I’ve been in search of a breakfast item lately, something healthy and light yet filling – in the stomach and in the brain. A bowl of cereal and some fruit are nice, but my brain recognizes them more as desserts than proper breakfasts.
Danhobak (단호박; known by its Japanese name kabocha in the U.S.) has always been one of my favorite ingredients, and it was one of the first topics I wrote about when I started my own blog. Although it’s categorized as a winter squash, I can easily find it year-round, and that’s how often I have it at home – year-round. Its bright orange-yellow color, which is also an indication of high level of beta-carotene, and natural sweetness make it a great main or supporting ingredient for any dish. Even the hard skin that comes with high dietary fiber content becomes soft and edible after cooking. Add more of other good stuff – brown rice flour, sweet rice flour and walnuts and bring everything together with some of the usual baking ingredients.
The texture of this rice muffin – right in between dense, chewy tteok (떡; rice cake) and soft muffin – is quite interesting. I mulled over to decide if it’s tteok or muffin with each bite (which led me to eat 3 in a row), but it’s so right in the middle I first named it Tteok Muffin. That’s not so creative but it speaks the reality of it. I’m still getting used to the texture, but one thing I like about it is that it is pretty filling in my mouth and in my stomach.
The recipe below makes about 12 small rice muffins.
Kabocha Rice Muffin
2/3 cup Brown rice flour
2/3 cup Mochiko (찹쌀가루; chap ssal ga ru or sweet rice flour)
1 tsp. Baking powder
1/4 tsp. Salt
2 Tbsp. Sugar
1/3 cup Oil (preferably light, like grape seed oil)
1/2 cup Milk
1/2 cup Walnuts, toasted and chopped
- Microwave a rinsed danhobak for 5-7 minutes, or until a knife goes through with no resistance. Cut in half, then scoop out the seeds. Scoop out the flesh and reserve. I saved the flesh and the skin separately.
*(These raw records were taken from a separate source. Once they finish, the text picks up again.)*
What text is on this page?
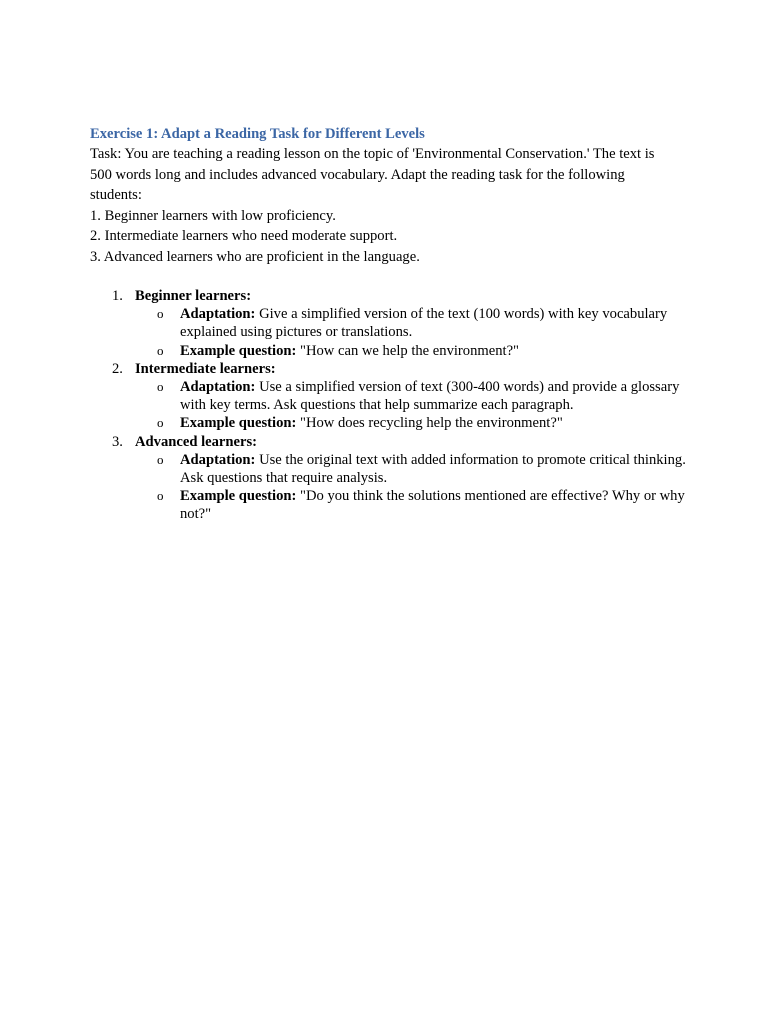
Exercise 1: Adapt a Reading Task for Different Levels

Task: You are teaching a reading lesson on the topic of 'Environmental Conservation.' The text is
500 words long and includes advanced vocabulary. Adapt the reading task for the following
students:
1. Beginner learners with low proficiency.
2. Intermediate learners who need moderate support.
3. Advanced learners who are proficient in the language.

1. Beginner learners:
o Adaptation: Give a simplified version of the text (100 words) with key vocabulary explained using pictures or translations.
o Example question: "How can we help the environment?"
2. Intermediate learners:
o Adaptation: Use a simplified version of text (300-400 words) and provide a glossary with key terms. Ask questions that help summarize each paragraph.
o Example question: "How does recycling help the environment?"
3. Advanced learners:
o Adaptation: Use the original text with added information to promote critical thinking. Ask questions that require analysis.
o Example question: "Do you think the solutions mentioned are effective? Why or why not?"
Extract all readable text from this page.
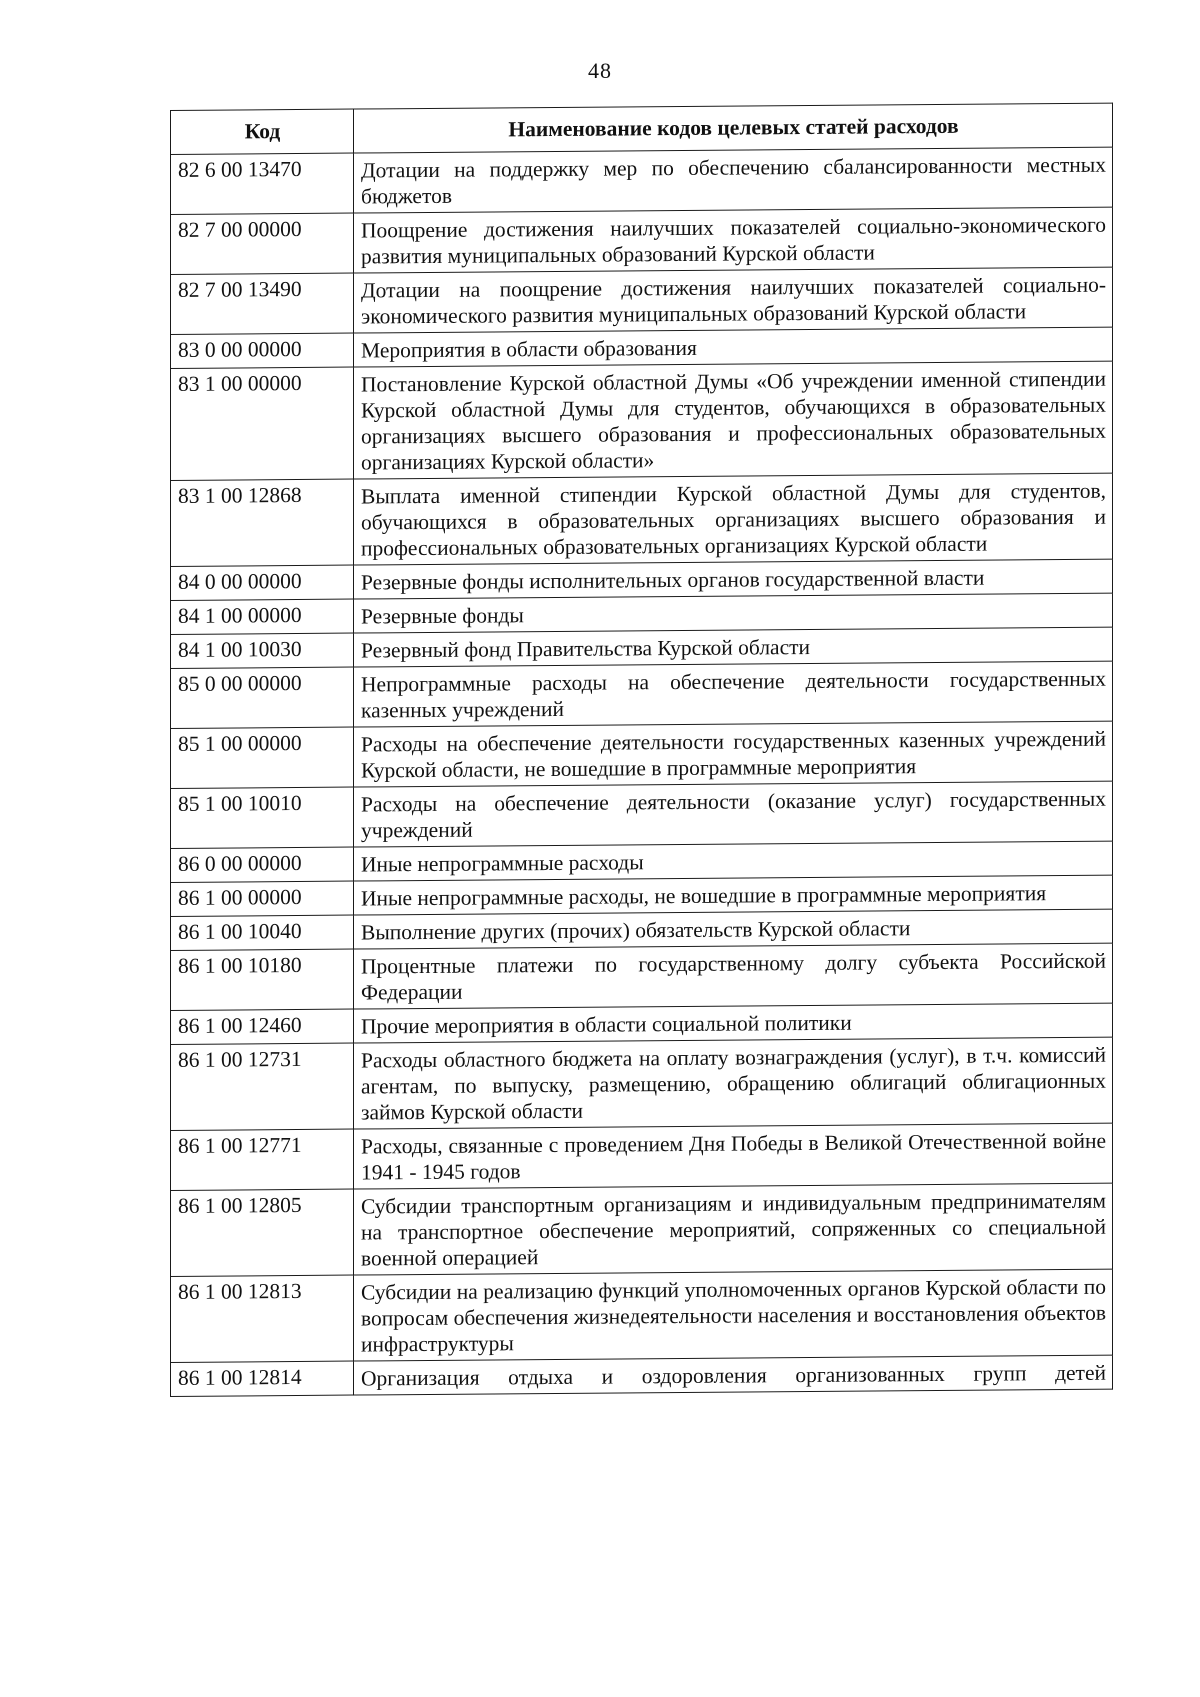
48
Код	Наименование кодов целевых статей расходов
82 6 00 13470	Дотации на поддержку мер по обеспечению сбалансированности местных бюджетов
82 7 00 00000	Поощрение достижения наилучших показателей социально-экономического развития муниципальных образований Курской области
82 7 00 13490	Дотации на поощрение достижения наилучших показателей социально-экономического развития муниципальных образований Курской области
83 0 00 00000	Мероприятия в области образования
83 1 00 00000	Постановление Курской областной Думы «Об учреждении именной стипендии Курской областной Думы для студентов, обучающихся в образовательных организациях высшего образования и профессиональных образовательных организациях Курской области»
83 1 00 12868	Выплата именной стипендии Курской областной Думы для студентов, обучающихся в образовательных организациях высшего образования и профессиональных образовательных организациях Курской области
84 0 00 00000	Резервные фонды исполнительных органов государственной власти
84 1 00 00000	Резервные фонды
84 1 00 10030	Резервный фонд Правительства Курской области
85 0 00 00000	Непрограммные расходы на обеспечение деятельности государственных казенных учреждений
85 1 00 00000	Расходы на обеспечение деятельности государственных казенных учреждений Курской области, не вошедшие в программные мероприятия
85 1 00 10010	Расходы на обеспечение деятельности (оказание услуг) государственных учреждений
86 0 00 00000	Иные непрограммные расходы
86 1 00 00000	Иные непрограммные расходы, не вошедшие в программные мероприятия
86 1 00 10040	Выполнение других (прочих) обязательств Курской области
86 1 00 10180	Процентные платежи по государственному долгу субъекта Российской Федерации
86 1 00 12460	Прочие мероприятия в области социальной политики
86 1 00 12731	Расходы областного бюджета на оплату вознаграждения (услуг), в т.ч. комиссий агентам, по выпуску, размещению, обращению облигаций облигационных займов Курской области
86 1 00 12771	Расходы, связанные с проведением Дня Победы в Великой Отечественной войне 1941 - 1945 годов
86 1 00 12805	Субсидии транспортным организациям и индивидуальным предпринимателям на транспортное обеспечение мероприятий, сопряженных со специальной военной операцией
86 1 00 12813	Субсидии на реализацию функций уполномоченных органов Курской области по вопросам обеспечения жизнедеятельности населения и восстановления объектов инфраструктуры
86 1 00 12814	Организация отдыха и оздоровления организованных групп детей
- Sift together 2/3 C brown rice flour (I used the one from Wholefoods), 2/3 cup mochiko, 1 tsp. baking powder, 1/4 tsp. salt and reserve.
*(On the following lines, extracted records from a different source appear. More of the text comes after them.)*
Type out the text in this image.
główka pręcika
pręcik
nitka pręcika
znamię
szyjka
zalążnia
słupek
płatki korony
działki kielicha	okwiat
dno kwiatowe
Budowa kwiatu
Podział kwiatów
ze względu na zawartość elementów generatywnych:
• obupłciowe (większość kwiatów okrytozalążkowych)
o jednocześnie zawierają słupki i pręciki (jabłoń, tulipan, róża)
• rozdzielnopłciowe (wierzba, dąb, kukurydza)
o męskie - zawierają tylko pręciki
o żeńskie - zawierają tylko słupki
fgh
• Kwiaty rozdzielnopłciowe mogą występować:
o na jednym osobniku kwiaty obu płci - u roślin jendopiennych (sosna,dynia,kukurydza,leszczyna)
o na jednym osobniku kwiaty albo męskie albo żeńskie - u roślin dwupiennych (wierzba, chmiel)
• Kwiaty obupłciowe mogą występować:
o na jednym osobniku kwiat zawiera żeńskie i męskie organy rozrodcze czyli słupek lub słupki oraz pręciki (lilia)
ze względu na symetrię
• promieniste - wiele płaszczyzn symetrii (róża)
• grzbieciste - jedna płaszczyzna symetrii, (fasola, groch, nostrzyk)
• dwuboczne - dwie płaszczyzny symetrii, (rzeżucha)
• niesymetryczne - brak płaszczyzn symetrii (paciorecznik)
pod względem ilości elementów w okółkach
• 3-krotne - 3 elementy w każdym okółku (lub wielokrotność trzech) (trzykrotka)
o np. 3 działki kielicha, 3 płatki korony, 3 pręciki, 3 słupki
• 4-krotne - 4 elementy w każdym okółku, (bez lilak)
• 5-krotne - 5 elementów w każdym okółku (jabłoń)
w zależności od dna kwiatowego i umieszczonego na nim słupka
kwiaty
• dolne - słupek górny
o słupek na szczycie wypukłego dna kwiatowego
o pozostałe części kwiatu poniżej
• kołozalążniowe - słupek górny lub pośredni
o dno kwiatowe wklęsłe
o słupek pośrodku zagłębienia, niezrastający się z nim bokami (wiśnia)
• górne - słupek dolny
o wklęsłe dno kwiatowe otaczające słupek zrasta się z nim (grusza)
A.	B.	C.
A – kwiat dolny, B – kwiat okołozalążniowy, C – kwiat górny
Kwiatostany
- Whisk 2 eggs and 2 Tbsp. sugar (this is about the minimum amount of sugar you can add. Feel free to add 1-2 Tbsp. more) until slightly foamy. Then add 1/3 cup oil (I used grape seed oil), 1/2 cup milk, and 1/2 cup danhobak flesh from #1 and mix well. Add #2 and mix well. Fold in 1/2 cup of toasted, chopped walnuts.
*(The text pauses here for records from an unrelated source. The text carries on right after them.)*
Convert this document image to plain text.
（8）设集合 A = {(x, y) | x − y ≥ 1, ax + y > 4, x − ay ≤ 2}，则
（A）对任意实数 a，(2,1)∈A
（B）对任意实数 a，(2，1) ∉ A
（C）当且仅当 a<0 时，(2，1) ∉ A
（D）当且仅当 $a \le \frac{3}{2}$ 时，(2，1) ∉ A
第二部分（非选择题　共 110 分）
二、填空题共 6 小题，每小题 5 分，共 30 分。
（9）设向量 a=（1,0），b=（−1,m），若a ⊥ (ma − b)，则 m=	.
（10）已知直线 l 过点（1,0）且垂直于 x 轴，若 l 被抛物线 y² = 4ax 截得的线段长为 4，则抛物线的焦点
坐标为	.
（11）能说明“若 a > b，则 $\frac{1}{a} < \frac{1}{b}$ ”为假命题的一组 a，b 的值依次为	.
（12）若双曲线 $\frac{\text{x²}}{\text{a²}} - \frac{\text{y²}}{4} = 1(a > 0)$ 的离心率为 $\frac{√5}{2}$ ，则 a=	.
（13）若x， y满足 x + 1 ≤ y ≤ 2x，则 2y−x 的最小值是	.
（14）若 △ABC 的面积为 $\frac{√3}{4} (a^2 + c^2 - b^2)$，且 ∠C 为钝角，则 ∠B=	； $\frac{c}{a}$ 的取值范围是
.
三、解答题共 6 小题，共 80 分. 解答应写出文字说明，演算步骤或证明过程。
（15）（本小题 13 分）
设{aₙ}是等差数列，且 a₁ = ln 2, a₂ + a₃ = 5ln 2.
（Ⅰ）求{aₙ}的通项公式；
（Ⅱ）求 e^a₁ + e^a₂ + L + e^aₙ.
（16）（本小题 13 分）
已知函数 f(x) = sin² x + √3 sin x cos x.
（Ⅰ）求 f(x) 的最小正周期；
Optional: Top the muffins with small diced danhobak skin pieces for garnish.
- Spoon the batter into cupcake molds (silicon molds or paper cups), and place them in a steamer. Put the lid on and steam for 30 minutes. When a toothpick inserted through the middle of a muffin comes out clean, it’s done.
You can freeze the leftover danhobak flesh and skin in a plastic bag for another time. You can also freeze the leftover muffins in a plastic bag and microwave it for 30 seconds to a minute right before eating. For those adventurous souls out there, I also baked the same batter in a mini cake mold at 350°F, and it feels just too wet even after passing the toothpick test.
Enjoy this delicious rice muffin with another breakfast favorite of mine, black bean smoothie!
brown rice 현미 (hyeon mi)
rice (uncooked) 쌀 (ssal)
rice (cooked) 밥 (bap)
I hope Shin can enlighten us on that. Until then, thanks for pointing out it’s gluten free. I put that into the tags.
can you tell me the approximate amount of dahobak that you used? Can’t find it at the moment so I want to use pumpkin.
Oh and this recipe is gluten free if anyone cares 🙂 Can’t wait to try it
Hi Nol, I used 1/2 Cup of the danhobak flesh to mix in the batter. Depending on the kind of pumpkin, the water content may be higher, so watch out how much you put in. Let me know how it turns out!